ADA banyak pesepakbola berdarah Indonesia yang menimba ilmu sepakbola di Qatar, salah satunya Hudzaifah Sufyan. Meski lahir dan besar di Qatar, Hudzaifah Sufyan lebih memilih membela Timnas Indonesia ketimbang negara kelahirannya tersebut.
Saat ini, Hudzaifah Sufyan menimba ilmu di Aspire Academy Qatar. Bagi yang belum tahu, Aspire Academy Qatar merupakan akademi sepakbola yang dibiayai pemerintah Qatar untuk membentuk pemain-pemain hebat yang nantinya akan memperkuat Timnas Qatar.
(Hudzaifah Sufyan siap bela Timnas Indonesia jika dibutuhkan. (Foto: Abdul Haris/MNC Portal Indonesia)
Hudzaifah Sufyan sendiri lahir di Qatar 13 tahun lalu. Ayahnya Cecep Sopyan dan ibu Reni Nuraini, keduanya dari Jawa Barat. Ayahnya pindah ke Qatar 20 tahun lalu dan kini bekerja sebagai penjaga masjid di negara tersebut.
Lahir di Qatar tak membuat Hudzaifah Sufyan lupa tanah leluhurnya. Itulah mengapa dia sudah punya jawaban jika suatu saat nanti ada dua pilihan tim nasional mana yang dia bela.

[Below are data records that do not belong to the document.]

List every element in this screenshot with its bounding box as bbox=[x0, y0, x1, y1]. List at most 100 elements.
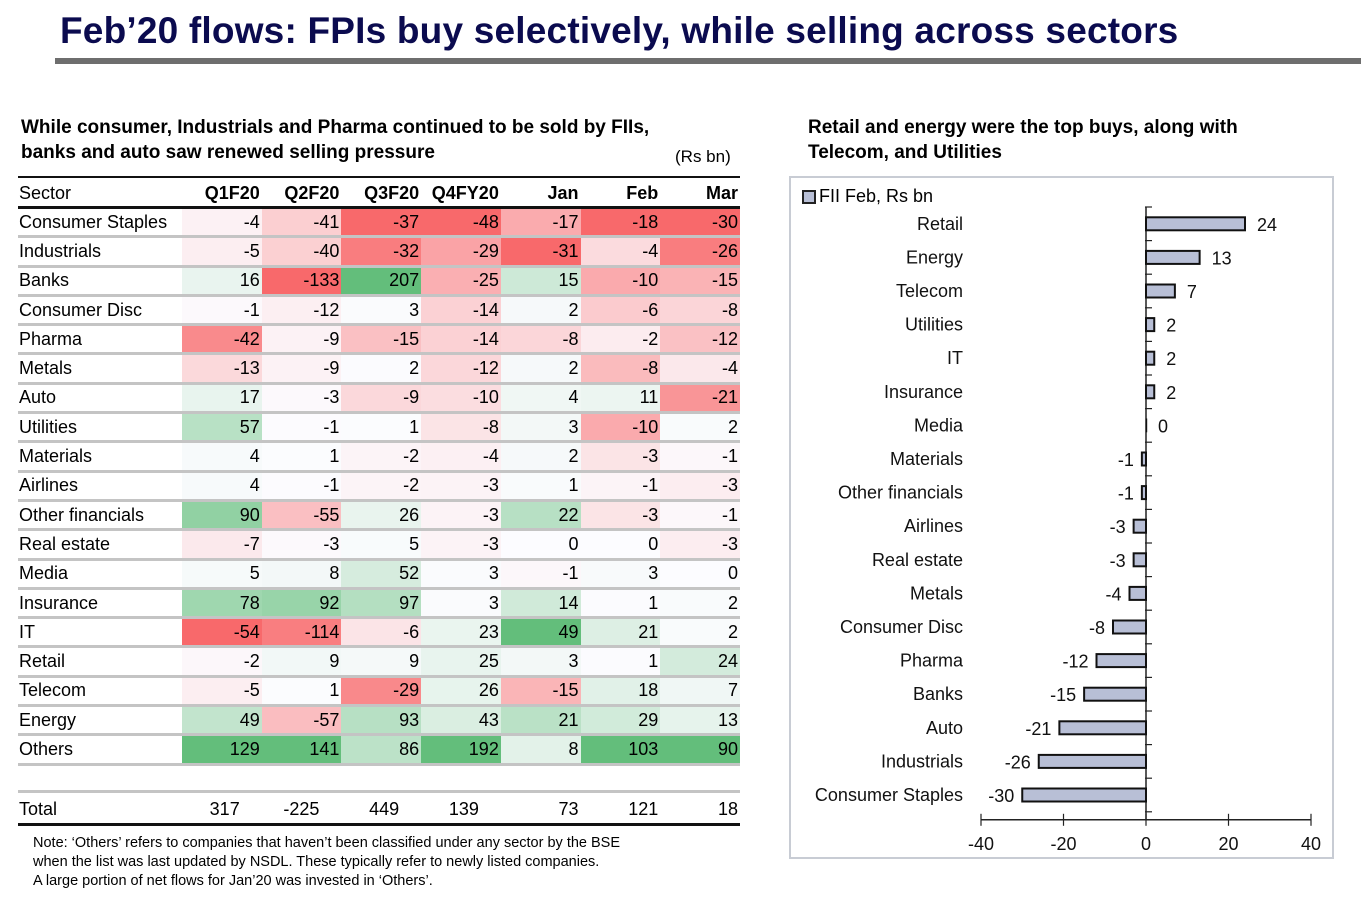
sector-label: Utilities bbox=[18, 412, 183, 444]
table-row: IT -54 -114 -6 23 49 21 2 bbox=[18, 617, 740, 649]
table-row: Others 129 141 86 192 8 103 90 bbox=[18, 734, 740, 766]
total-value: 139 bbox=[448, 799, 479, 819]
heatmap-cell: -9 bbox=[261, 324, 342, 356]
heatmap-cell: 14 bbox=[500, 588, 581, 620]
sector-label: Insurance bbox=[18, 588, 183, 620]
sector-label: Real estate bbox=[18, 529, 183, 561]
heatmap-cell: -42 bbox=[182, 324, 262, 356]
heatmap-cell: -114 bbox=[261, 617, 342, 649]
heatmap-cell: -18 bbox=[580, 207, 661, 239]
heatmap-cell: 8 bbox=[261, 559, 342, 590]
table-row: Materials 4 1 -2 -4 2 -3 -1 bbox=[18, 441, 740, 473]
table-row: Airlines 4 -1 -2 -3 1 -1 -3 bbox=[18, 471, 740, 502]
x-tick-label: 20 bbox=[1218, 834, 1238, 854]
bar bbox=[1112, 619, 1147, 635]
category-label: IT bbox=[947, 348, 963, 368]
legend-swatch-icon bbox=[802, 189, 816, 204]
heatmap-cell: 8 bbox=[500, 734, 581, 766]
bar bbox=[1145, 249, 1201, 265]
heatmap-cell: 22 bbox=[500, 500, 581, 532]
heatmap-cell: 3 bbox=[421, 588, 501, 620]
bar bbox=[1083, 686, 1147, 702]
category-label: Pharma bbox=[900, 651, 964, 671]
heatmap-cell: -14 bbox=[421, 324, 501, 356]
total-value: 121 bbox=[628, 799, 659, 819]
total-value: 449 bbox=[369, 799, 400, 819]
sector-label: Telecom bbox=[18, 676, 183, 708]
column-header-feb: Feb bbox=[580, 180, 661, 209]
bar-chart-subtitle-line-1: Retail and energy were the top buys, alo… bbox=[808, 117, 1238, 138]
heatmap-cell: 26 bbox=[421, 676, 501, 708]
sector-flows-heatmap-table: Sector Q1F20 Q2F20 Q3F20 Q4FY20 Jan Feb Mar Con… bbox=[18, 180, 740, 766]
table-row: Banks 16 -133 207 -25 15 -10 -15 bbox=[18, 266, 740, 297]
bar-value-label: -21 bbox=[1025, 719, 1051, 739]
bar bbox=[1145, 418, 1148, 433]
bar-value-label: 2 bbox=[1166, 383, 1176, 403]
category-label: Banks bbox=[913, 684, 963, 704]
table-row: Retail -2 9 9 25 3 1 24 bbox=[18, 646, 740, 678]
column-header-q3f20: Q3F20 bbox=[341, 180, 422, 209]
table-row: Media 5 8 52 3 -1 3 0 bbox=[18, 559, 740, 590]
x-tick-label: 0 bbox=[1141, 834, 1151, 854]
heatmap-cell: -1 bbox=[261, 471, 342, 502]
table-row: Consumer Disc -1 -12 3 -14 2 -6 -8 bbox=[18, 295, 740, 327]
heatmap-cell: 86 bbox=[341, 734, 422, 766]
heatmap-cell: -3 bbox=[660, 471, 740, 502]
heatmap-cell: -4 bbox=[182, 207, 262, 239]
heatmap-cell: 3 bbox=[500, 646, 581, 678]
heatmap-cell: -3 bbox=[261, 529, 342, 561]
heatmap-cell: -3 bbox=[580, 441, 661, 473]
total-value: 18 bbox=[717, 799, 738, 819]
category-label: Materials bbox=[890, 449, 963, 469]
heatmap-cell: 57 bbox=[182, 412, 262, 444]
heatmap-cell: -8 bbox=[580, 353, 661, 385]
heatmap-cell: 1 bbox=[580, 646, 661, 678]
heatmap-cell: -1 bbox=[660, 500, 740, 532]
heatmap-cell: -8 bbox=[500, 324, 581, 356]
heatmap-cell: -2 bbox=[341, 471, 422, 502]
bar bbox=[1095, 653, 1147, 669]
heatmap-cell: -1 bbox=[580, 471, 661, 502]
title-underline bbox=[55, 58, 1361, 64]
heatmap-cell: -55 bbox=[261, 500, 342, 532]
heatmap-cell: -2 bbox=[182, 646, 262, 678]
heatmap-cell: -3 bbox=[421, 529, 501, 561]
heatmap-cell: 3 bbox=[341, 295, 422, 327]
category-label: Real estate bbox=[872, 550, 963, 570]
page-title: Feb’20 flows: FPIs buy selectively, whil… bbox=[60, 10, 1179, 51]
table-units: (Rs bn) bbox=[675, 147, 731, 166]
heatmap-cell: 49 bbox=[500, 617, 581, 649]
bar bbox=[1058, 720, 1147, 736]
total-value: 317 bbox=[209, 799, 240, 819]
heatmap-cell: 1 bbox=[261, 676, 342, 708]
heatmap-cell: 90 bbox=[182, 500, 262, 532]
bar-value-label: -30 bbox=[988, 786, 1014, 806]
heatmap-cell: -25 bbox=[421, 266, 501, 297]
heatmap-cell: 2 bbox=[660, 617, 740, 649]
heatmap-cell: 9 bbox=[261, 646, 342, 678]
table-row: Consumer Staples -4 -41 -37 -48 -17 -18 -30 bbox=[18, 207, 740, 239]
heatmap-cell: 2 bbox=[660, 588, 740, 620]
heatmap-cell: 4 bbox=[182, 471, 262, 502]
heatmap-cell: -10 bbox=[580, 266, 661, 297]
column-header-q2f20: Q2F20 bbox=[261, 180, 342, 209]
sector-label: Metals bbox=[18, 353, 183, 385]
table-footnote: Note: ‘Others’ refers to companies that … bbox=[33, 834, 753, 891]
heatmap-cell: -3 bbox=[421, 471, 501, 502]
sector-label: Energy bbox=[18, 705, 183, 737]
bar-value-label: -1 bbox=[1118, 484, 1134, 504]
heatmap-cell: -17 bbox=[500, 207, 581, 239]
heatmap-cell: -4 bbox=[580, 236, 661, 268]
heatmap-cell: 192 bbox=[421, 734, 501, 766]
table-header-row: Sector Q1F20 Q2F20 Q3F20 Q4FY20 Jan Feb Mar bbox=[18, 180, 740, 209]
footnote-line-3: A large portion of net flows for Jan’20 … bbox=[33, 873, 433, 889]
bar-value-label: -3 bbox=[1110, 517, 1126, 537]
sector-label: Other financials bbox=[18, 500, 183, 532]
bar-value-label: -3 bbox=[1110, 551, 1126, 571]
table-row: Industrials -5 -40 -32 -29 -31 -4 -26 bbox=[18, 236, 740, 268]
footnote-line-1: Note: ‘Others’ refers to companies that … bbox=[33, 835, 621, 851]
heatmap-cell: 9 bbox=[341, 646, 422, 678]
bar-value-label: -4 bbox=[1105, 584, 1121, 604]
heatmap-cell: 5 bbox=[341, 529, 422, 561]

“Saya dari dulu hidup di Qatar, tapi saya lebih tertarik membela Timnas Indonesia. Insya Allah saya bersedia jika nanti saya dipanggil Timnas Indonesia U-16,” ucapnya kepada MNC Portal Indonesia.
Di Aspire Academy, Hudzaifah Sufyan mendapatkan segala fasilitas yang dibutuhkan untuk menjadi pesepakbola profesional. Di sinilah banyak pemain-pemain andalan Timnas Qatar lahir.
“Saya dukung anak saya menjadi pesepakbola profesional,” ujar sang ayah, Cecep Sopyan.
Ke depan, jika ada dua panggilan untuk bermain di Timnas Indonesia atau Qatar, Cecep punya harapan tersendiri.
“Sebagai orangtua, saya sih inginnya anak saya membela negaranya, Indonesia. Tapi ya yang mana lebih dulu saja. Kalau Qatar lebih dulu maka anak saya akan memilih Qatar. Kalau Indonesia yang memanggil duluan, ya dia saya akan kasih support agar dia membela Indonesia,” Cecep menegaskan.
PSSI dan pelatih Timnas Indonesia U-16, Bima Sakti, bisa sesegera mungkin memantau kualitas Hudzaifah Sufyan. Jika dinilai mumpuni, memanggil Hudzaifah Sufyan merupakan sebuah keharusan, sebelum nantinya menyesal jika diambil Qatar.